Chapter 3 Exercises
Heart transplant cost-effectiveness

1. In Example 3.5.1 (heart transplants), extend the model to estimate the cost-effectiveness of transplantation, as in Example 2.6.1.

2. Suppose the policy-maker is willing to pay q = £25,000 for each year of life gained. What is the posterior probability that transplantation is cost-effective according to this policy? [Hint: calculate this by summarising the “incremental net benefit” of transplantation, defined as q*Is – Ic, where Is is the incremental survival and Ic is the incremental cost]

3. Compute the posterior probability that the incremental cost divided by the incremental survival is less than the willingness-to-pay amount of £25,000. Compare this with the answer to part 2, and explain any difference. Why is the method in part 2 a more appropriate way to calculate the probability of cost-effectiveness?

Solutions

model {
yT ~ dbin(pT, nT)
pT ~ dunif(0, 1)
for (i in 1:8) {
sP[i] ~ dexp(theta)
}
theta ~ dgamma(0.001, 0.001)
surv.t <- pT/theta # expected survival with transplant
Is <- surv.t – 2
Ic <- 20000 + 3000*surv.t # incremental cost (part 1)
CE <- step(25000*Is – Ic) # indicator for cost-effectiveness (part 2)
CE2 <- step(25000 – Ic / Is) # indicator for ICER < amount willing to pay (part 3)
}

Data:
list(yT=8, nT=10, sP=c(2,3,4,4,6,7,10,12))

Inits:
list(theta=1)

node mean sd MC error 2.5% median 97.5% start sample
node mean sd MC error 2.5% median 97.5% start sample
CE 0.841 0.3657 5.252E-4 0.0 1.0 1.0 1 501000
CE2 0.8547 0.3524 4.992E-4 0.0 1.0 1.0 1 501000
Ic 35410.0 6811.0 9.406 26600.0 34010.0 52500.0 1 501000
Is 3.136 2.27 0.003135 0.2015 2.669 8.835 1 501000
pT 0.7496 0.1202 1.655E-4 0.4821 0.7639 0.9396 1 501000
surv.t 5.136 2.27 0.003135 2.201 4.669 10.83 1 501000

1. The expected cost per life year gained from transplantation (incremental cost-effectiveness ratio) is obtained from dividing the posterior mean incremental cost by the posterior mean incremental survival, in this case, £35410 / 5.136 = £6894.

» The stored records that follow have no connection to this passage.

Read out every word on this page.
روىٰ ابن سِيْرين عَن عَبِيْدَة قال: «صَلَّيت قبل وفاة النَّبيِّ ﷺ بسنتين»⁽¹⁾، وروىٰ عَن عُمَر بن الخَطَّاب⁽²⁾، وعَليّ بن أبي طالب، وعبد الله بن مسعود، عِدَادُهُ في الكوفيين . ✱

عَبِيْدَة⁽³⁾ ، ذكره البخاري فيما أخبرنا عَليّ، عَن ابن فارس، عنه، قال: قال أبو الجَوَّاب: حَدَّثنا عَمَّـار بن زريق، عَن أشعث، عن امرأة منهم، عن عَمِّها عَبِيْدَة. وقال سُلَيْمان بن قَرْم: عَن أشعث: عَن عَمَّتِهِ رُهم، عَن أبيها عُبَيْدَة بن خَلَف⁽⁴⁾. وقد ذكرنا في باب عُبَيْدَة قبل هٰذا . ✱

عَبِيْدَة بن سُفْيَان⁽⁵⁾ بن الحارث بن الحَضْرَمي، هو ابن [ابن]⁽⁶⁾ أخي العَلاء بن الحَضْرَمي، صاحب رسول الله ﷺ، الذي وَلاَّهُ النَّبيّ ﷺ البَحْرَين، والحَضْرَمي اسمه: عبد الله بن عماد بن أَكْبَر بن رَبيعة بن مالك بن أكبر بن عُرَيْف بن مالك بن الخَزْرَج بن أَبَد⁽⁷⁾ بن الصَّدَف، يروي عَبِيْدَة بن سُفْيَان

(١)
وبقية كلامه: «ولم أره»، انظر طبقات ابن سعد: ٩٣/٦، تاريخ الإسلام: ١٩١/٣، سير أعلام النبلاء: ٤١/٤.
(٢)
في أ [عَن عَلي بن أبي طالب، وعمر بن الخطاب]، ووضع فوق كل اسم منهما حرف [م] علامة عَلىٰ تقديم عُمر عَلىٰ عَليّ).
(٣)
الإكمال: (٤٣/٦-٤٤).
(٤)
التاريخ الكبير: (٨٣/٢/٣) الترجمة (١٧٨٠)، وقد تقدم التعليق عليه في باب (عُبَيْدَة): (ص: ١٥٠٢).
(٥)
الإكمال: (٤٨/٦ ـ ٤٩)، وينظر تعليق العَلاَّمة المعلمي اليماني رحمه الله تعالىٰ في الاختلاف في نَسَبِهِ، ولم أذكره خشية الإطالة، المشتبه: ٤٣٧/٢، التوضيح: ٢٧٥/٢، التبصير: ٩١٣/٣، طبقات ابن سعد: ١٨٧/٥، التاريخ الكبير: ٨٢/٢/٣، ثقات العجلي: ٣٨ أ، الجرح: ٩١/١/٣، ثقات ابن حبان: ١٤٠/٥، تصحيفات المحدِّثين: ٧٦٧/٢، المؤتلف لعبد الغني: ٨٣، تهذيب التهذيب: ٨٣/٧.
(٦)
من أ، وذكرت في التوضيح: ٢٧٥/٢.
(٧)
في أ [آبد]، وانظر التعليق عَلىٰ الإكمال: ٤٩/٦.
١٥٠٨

2. The posterior probability of cost-effectiveness is the posterior probability that the incremental net benefit is positive, in this case 0.841.

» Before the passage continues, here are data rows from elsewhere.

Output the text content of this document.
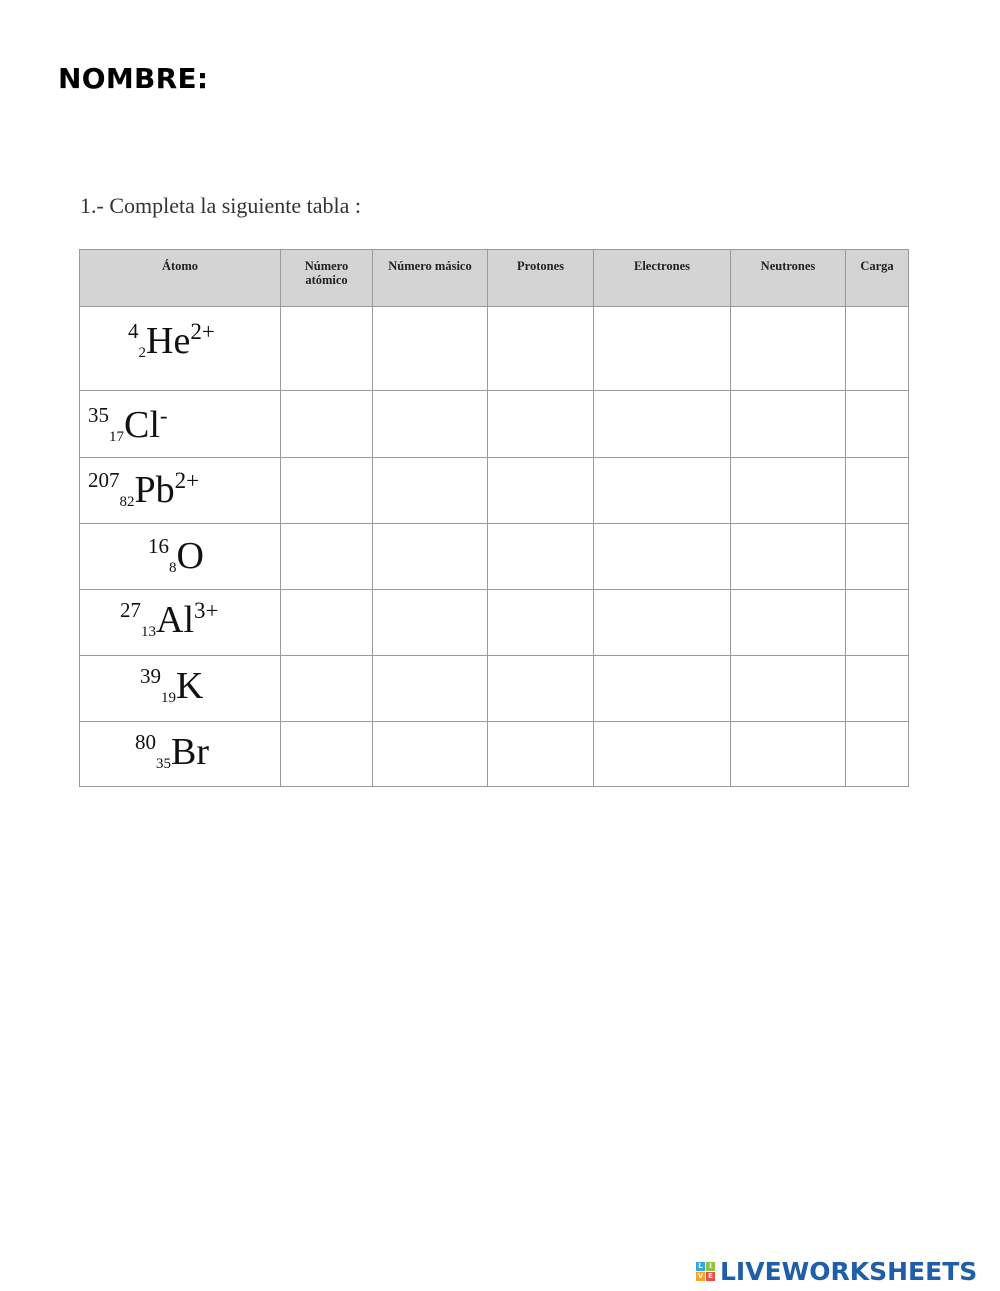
NOMBRE:
1.- Completa la siguiente tabla :
Átomo	Número atómico	Número másico	Protones	Electrones	Neutrones	Carga
$^4_2He^{2+}$						
$^{35}_{17}$Cl-						
$^{207}_{82}Pb^{2+}$						
$^{16}_8$O						
$^{27}_{13}Al^{3+}$						
$^{39}_{19}$K						
$^{80}_{35}$Br						
L I
V E LIVEWORKSHEETS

3. The probability that Ic/Is is less than the cost-effectiveness threshold of £25,000 is 0.8547. This is slightly different to step 2 (we can check by running more iterations that both have converged to 4 significant figures) and an inappropriate way to calculate the probability of cost-effectiveness.

This is because the interpretation of Ic/Is changes according to the sign of Ic and Is. If Ic > 0 and Is < 0 then the new treatment (transplantation in this case) is more expensive and is associated with worse expected survival, therefore it is neither effective nor cost-effective, even though Ic / Is < £20,000. If Ic < 0 and Is < 0 then the treatment is cheaper though is associated with worse survival, then if (-Ic)/(-Is) = Ic/Is < £25000 then it will be more cost effective to not perform the transplant!

However, if the incremental net benefit q*Is – Ic > 0, then the new treatment is cost-effective whatever the sign of Is and Ic.